どれだけ走った?数時間?誰もいない恐怖で麻痺してるだけで、1時間も経っていない可能性も否定できない。

 

太陽がずっと真上にある気がする。腕時計は秒針がピクリとも動かない。電池切れか?

 

蒼に太陽から時間が分かる方法を聞けば良かったかな。

 

どこかで休もう。少しだけ。

 

休むと言えば、1つしかない。この島に来て心から休まる場所はあそこだけ。

 

光に導かれ船が泊まるように、傷ついた心を休める場所は1つだけ。

 

探していない場所は1つだけ。

 

頭の中には常にその場所を思い浮かんでいた。
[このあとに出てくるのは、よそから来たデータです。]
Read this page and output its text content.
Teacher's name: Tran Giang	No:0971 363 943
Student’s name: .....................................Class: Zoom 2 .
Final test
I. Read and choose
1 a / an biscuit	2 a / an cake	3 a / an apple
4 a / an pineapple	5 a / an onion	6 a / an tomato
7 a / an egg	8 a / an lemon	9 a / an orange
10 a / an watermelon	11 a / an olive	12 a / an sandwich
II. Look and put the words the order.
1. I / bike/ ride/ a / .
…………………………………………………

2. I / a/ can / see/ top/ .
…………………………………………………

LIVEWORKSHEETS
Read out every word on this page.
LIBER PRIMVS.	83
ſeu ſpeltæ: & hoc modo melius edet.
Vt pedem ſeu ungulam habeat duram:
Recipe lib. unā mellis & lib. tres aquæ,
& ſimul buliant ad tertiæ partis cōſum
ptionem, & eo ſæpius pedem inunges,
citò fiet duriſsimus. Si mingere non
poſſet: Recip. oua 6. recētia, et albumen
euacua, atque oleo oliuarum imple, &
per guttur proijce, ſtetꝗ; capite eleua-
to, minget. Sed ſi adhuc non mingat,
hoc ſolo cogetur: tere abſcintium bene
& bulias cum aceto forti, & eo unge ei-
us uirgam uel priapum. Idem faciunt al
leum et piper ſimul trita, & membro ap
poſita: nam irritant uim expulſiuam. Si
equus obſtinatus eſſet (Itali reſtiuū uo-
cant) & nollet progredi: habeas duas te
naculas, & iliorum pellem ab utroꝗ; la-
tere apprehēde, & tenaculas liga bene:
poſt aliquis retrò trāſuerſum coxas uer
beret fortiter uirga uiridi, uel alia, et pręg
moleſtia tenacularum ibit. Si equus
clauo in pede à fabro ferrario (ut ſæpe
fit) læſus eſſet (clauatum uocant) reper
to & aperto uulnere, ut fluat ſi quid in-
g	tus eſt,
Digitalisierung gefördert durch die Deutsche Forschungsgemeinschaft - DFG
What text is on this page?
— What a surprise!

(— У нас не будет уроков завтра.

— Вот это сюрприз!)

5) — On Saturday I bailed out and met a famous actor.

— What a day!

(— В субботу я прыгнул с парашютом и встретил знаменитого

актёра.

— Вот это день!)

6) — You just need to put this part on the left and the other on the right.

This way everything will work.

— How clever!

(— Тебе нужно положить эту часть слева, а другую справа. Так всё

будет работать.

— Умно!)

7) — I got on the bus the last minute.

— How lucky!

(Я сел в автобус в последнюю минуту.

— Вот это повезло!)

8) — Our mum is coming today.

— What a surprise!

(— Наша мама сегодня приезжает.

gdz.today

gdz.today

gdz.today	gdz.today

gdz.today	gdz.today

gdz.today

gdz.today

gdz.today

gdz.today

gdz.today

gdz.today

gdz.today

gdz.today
だけど、行くことは出来なかった。

 

怖かった。

 

もしも誰もいなかったら、俺は本当に一人なのだと思い知らされる気がして。

 

だけどもう、そうは言ってられない。

 

ここが何なのか、俺に今何が起こってるのか。何も分からない。

 

言い訳も尽きた。

 

ーーーーーーーーーーーーーーーーーーーーーーーーーーーーーーーーーーーーーーー行こう。

 

俺は灯台に来ていた。

 

夏休みの間毎日のように見たレンガ造りの灯台が、確かに立っていた。

 

だけど、外には誰もいなかった。

 

俺は灯台のドアノブを掴んだ。

 

この中に紬と静久がいるかもしれない。

 

それは喜ばしい事なのに、ドアノブに力が入らない。

 

不安が夏の暑さとともにじっとりと纏わりつく。

 

不安の正体も分からない。

 

分からないまま、俺は意を決して、ドアノブに無理矢理力を込めた。